The club disputed its matches at the Hipódromo de Madrid, sharing the field with Madrid FC, as there were hardly any fields in Madrid at the time. As for clothing, the club wore a white shirt.

==History==
===Beginnings===
Founded at the end of 1902 as The Modern Foot-Ball Club, the entity almost immediately made its name Hispanic, Moderno Foot-Ball Club. At the time, football was beginning to become popular in the city and numerous football societies were being founded. Its first and only known president, Fernando Kummer, organized the first meeting of the club on 13 November, although the number of members they had in that first meeting remains unclear. The first unofficial match in the club's history was held on 21 November, when they faced another newly established society called Sport Foot-Ball Club, winning by a score of 3–1.
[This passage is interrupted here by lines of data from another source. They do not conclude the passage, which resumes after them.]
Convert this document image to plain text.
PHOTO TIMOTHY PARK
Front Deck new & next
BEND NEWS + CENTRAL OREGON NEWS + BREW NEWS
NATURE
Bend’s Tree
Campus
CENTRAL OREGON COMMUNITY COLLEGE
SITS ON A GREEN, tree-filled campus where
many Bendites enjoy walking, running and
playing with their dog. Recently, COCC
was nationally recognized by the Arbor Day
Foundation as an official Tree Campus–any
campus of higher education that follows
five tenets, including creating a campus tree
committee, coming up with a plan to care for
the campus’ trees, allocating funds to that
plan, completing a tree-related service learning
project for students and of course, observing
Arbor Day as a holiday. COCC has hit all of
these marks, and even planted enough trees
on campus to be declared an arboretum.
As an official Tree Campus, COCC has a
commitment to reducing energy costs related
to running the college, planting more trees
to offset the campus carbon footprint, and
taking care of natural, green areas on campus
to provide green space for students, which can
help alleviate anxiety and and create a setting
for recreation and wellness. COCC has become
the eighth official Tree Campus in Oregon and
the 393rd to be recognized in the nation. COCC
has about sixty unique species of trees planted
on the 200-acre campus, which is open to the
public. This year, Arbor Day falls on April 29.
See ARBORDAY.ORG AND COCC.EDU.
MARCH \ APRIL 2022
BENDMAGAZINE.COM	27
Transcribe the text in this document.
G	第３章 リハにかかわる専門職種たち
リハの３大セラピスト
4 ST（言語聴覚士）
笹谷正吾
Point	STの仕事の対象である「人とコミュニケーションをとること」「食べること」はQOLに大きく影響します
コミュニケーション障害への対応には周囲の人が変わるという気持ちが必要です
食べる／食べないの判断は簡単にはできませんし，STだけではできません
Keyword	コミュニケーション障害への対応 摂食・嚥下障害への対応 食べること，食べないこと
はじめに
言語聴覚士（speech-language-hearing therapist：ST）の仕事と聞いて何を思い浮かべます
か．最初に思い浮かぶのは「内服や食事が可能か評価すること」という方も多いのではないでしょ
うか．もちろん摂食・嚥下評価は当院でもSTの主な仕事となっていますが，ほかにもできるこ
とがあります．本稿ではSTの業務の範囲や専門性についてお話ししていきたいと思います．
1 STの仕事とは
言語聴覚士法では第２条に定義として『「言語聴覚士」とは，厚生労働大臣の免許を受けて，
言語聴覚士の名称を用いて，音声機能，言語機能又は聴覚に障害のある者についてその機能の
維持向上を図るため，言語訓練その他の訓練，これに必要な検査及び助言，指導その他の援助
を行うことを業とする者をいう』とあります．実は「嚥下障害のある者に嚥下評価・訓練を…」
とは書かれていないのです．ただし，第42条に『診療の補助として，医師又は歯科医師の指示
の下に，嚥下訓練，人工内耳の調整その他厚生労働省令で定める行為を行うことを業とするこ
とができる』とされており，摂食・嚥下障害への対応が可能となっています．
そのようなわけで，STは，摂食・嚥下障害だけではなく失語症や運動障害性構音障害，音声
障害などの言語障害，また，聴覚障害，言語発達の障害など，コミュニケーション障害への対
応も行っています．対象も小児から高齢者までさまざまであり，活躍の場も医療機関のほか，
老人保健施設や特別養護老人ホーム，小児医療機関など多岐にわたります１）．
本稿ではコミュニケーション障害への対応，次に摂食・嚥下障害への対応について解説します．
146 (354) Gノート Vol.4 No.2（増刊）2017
Within just one month of its foundation, in December 1902, Moderno FC took part in the Concurso de Bandas, the first tournament organized by the recently established Madrid Football Federation, thus engaging in some of the very first competitive football matches in the city despite having played just a handful of preparatory matches prior to it. At the tournament, Moderno came face-to-face with Madrid FC for the first time in a match held at the Plaza de Toros Avenue on 25 December 1902, ending with a resounding 0–16 loss to Madrid, who came out winners of the tournament after comfortably beating the remaining opponents. This was the club's biggest ever defeat in its short history.

===1903 Centro Championship===
In 1903, Moderno took advantage of crises within the societies of Iberia Football Club and Victoria Football Club to absorb both clubs, thus incorporating several of their most prominent players, which meant a big leap in quality for the club, and as a result, they managed to win the only title of its short history, the 1903 Centro Championship, the successor of Concurso de Bandas. Moderno won the title with 7 points, just one more than Madrid who finished with 6. Over the years, the winner of the championship would be chosen as the Madrid representative at the Copa del Rey, however, in 1903 the honor fell to Madrid FC as it was the only club entitled to play in the tournament, although it remains unclear why only Madrid FC entered the Qualifying Contest for the Copa del Rey.

===Decline and Collapse===
Madrid FC's loss in the 1903 Copa del Rey Final caused a convulsive situation within the entity that led to the departure of several of its founding and most important members. The split was led by the Giralt brothers (Mario, José and Armando) and Antonio Neyra, who then refounded the Club Español de Madrid in late 1903. This put Madrid in a very difficult situation as they were suffering of lack of players. Moderno was also struggling, so the directors of Madrid FC, Juan and Carlos Padrós, proposed to Fernando Kummer an agreement that could benefit everyone: a merge. Relations between these two clubs were good, so Moderno accepted with only one condition. They required to impose its name in the new name of the club, and so, on 30 January 1904, the two clubs joined forces in order to survive, emerging as Madrid-Moderno Football Club, the name under which it competed in the 1903–04 Centro Championship. However, the term "Moderno", the last trace of the club, fell into disuse over time and in the following season, the team again became the "Madrid Football Club". Carlos Padrós was elected president post-merger.